World Green Building Council launches campaign to improve building life cycle

World Green Building Council to shine a light on building lifecycle as campaign focus for World Green Building Week 2019.

The World Green Building Council (WorldGBC) will use the 10th annual World Green Building Week to focus on end-to-end carbon emissions created across the building and construction industry, highlighting the need for the sustainable production, design, build, use, deconstruction and reuse of buildings and their materials.

Today, buildings and construction together account for 36 per cent of global final energy use and 39 per cent of energy-related carbon dioxide (CO2) emissions when upstream power generation is included.

Operational emissions from buildings account for 28 per cent overall, while the remaining 11 per cent are attributed to embodied carbon emissions, which refers to carbon that is released during material manufacturing and the construction and demolition process.

The issue of addressing embodied carbon emissions is becoming increasingly important to the building and construction industry as major organisations look to collectively achieve net zero carbon along the entire lifecycle of a building.

A detailed report put together by WorldGBC will outline the pressing issues around embodied carbon in the industry, presenting a vision for a net zero carbon construction future and a call to action to radically transform processes right along the planning and construction supply chain.

In the report, WorldGBC will call for urgent action, recommending specific steps that business, government and civil society can take to help shape a net zero carbon future for the whole lifecycle of all buildings.

The report will be released during World Green Building Week in September 2019.

The focus for this year’s World Green Building Week campaign dovetails with the issue of air pollution, which is the theme of this year’s World Environment Day taking place this Wednesday, 5 June.

Green building is one key solution to improve air quality in the built environment.
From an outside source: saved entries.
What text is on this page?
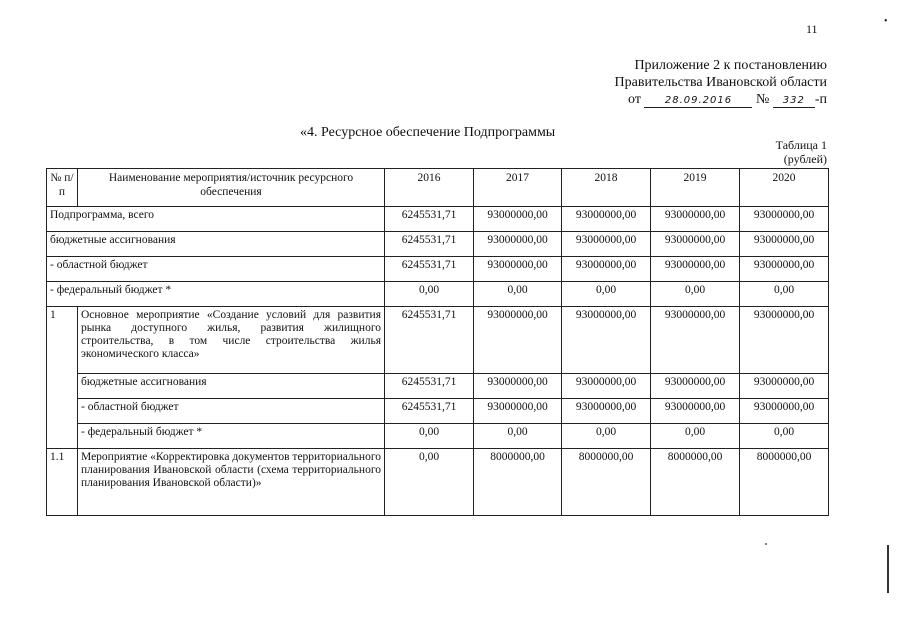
11
•
Приложение 2 к постановлению
Правительства Ивановской области
от 28.09.2016 № 332 -п
«4. Ресурсное обеспечение Подпрограммы
Таблица 1
(рублей)
№ п/п	Наименование мероприятия/источник ресурсного обеспечения	2016	2017	2018	2019	2020
Подпрограмма, всего		6245531,71	93000000,00	93000000,00	93000000,00	93000000,00
бюджетные ассигнования		6245531,71	93000000,00	93000000,00	93000000,00	93000000,00
- областной бюджет		6245531,71	93000000,00	93000000,00	93000000,00	93000000,00
- федеральный бюджет *		0,00	0,00	0,00	0,00	0,00
1	Основное мероприятие «Создание условий для развития рынка доступного жилья, развития жилищного строительства, в том числе строительства жилья экономического класса»	6245531,71	93000000,00	93000000,00	93000000,00	93000000,00
	бюджетные ассигнования	6245531,71	93000000,00	93000000,00	93000000,00	93000000,00
	- областной бюджет	6245531,71	93000000,00	93000000,00	93000000,00	93000000,00
	- федеральный бюджет *	0,00	0,00	0,00	0,00	0,00
1.1	Мероприятие «Корректировка документов территориального планирования Ивановской области (схема территориального планирования Ивановской области)»	0,00	8000000,00	8000000,00	8000000,00	8000000,00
The energy used in material manufacture, construction and operation of buildings must come from clean, renewable sources of energy and not from burning carbon-emitting fossil fuels, which exacerbate global warming, pollute the air and damage human health.

Cristina Gamboa, CEO, World Green Building Council said: “This year’s focus for World Green Building Week on the full life cycle of buildings is key to promote innovation and accelerate the abatement of emissions from buildings, which stand at 39 per cent of total emissions worldwide. The construction industry will find in the campaign ways to address the carbon footprint of buildings and identify how to accelerate market transformation.

“Only by having an end to end understanding can our green building movement truly help contribute to the decarbonisation of the built environment.

“We look forward to engaging with our Green Building Councils and their members in lively and exciting ways that can genuinely make a difference to awareness around this pressing issue beyond our own industry.”

For the last decade, World Green Building Week has been a global platform to help raise awareness of green building and shape responses to some of the most pressing issues relating to the implementation of sustainable practices in the construction and building industry.

These issues have included net zero carbon buildings and green homes. WorldGBC’s green homes campaign in 2018 reached over 155 million people from the green building community and beyond.

Its global network of almost 70 national Green Building Councils believes that green buildings can help combat climate change, as well as achieve numerous other wider social, economic, environmental and health benefits.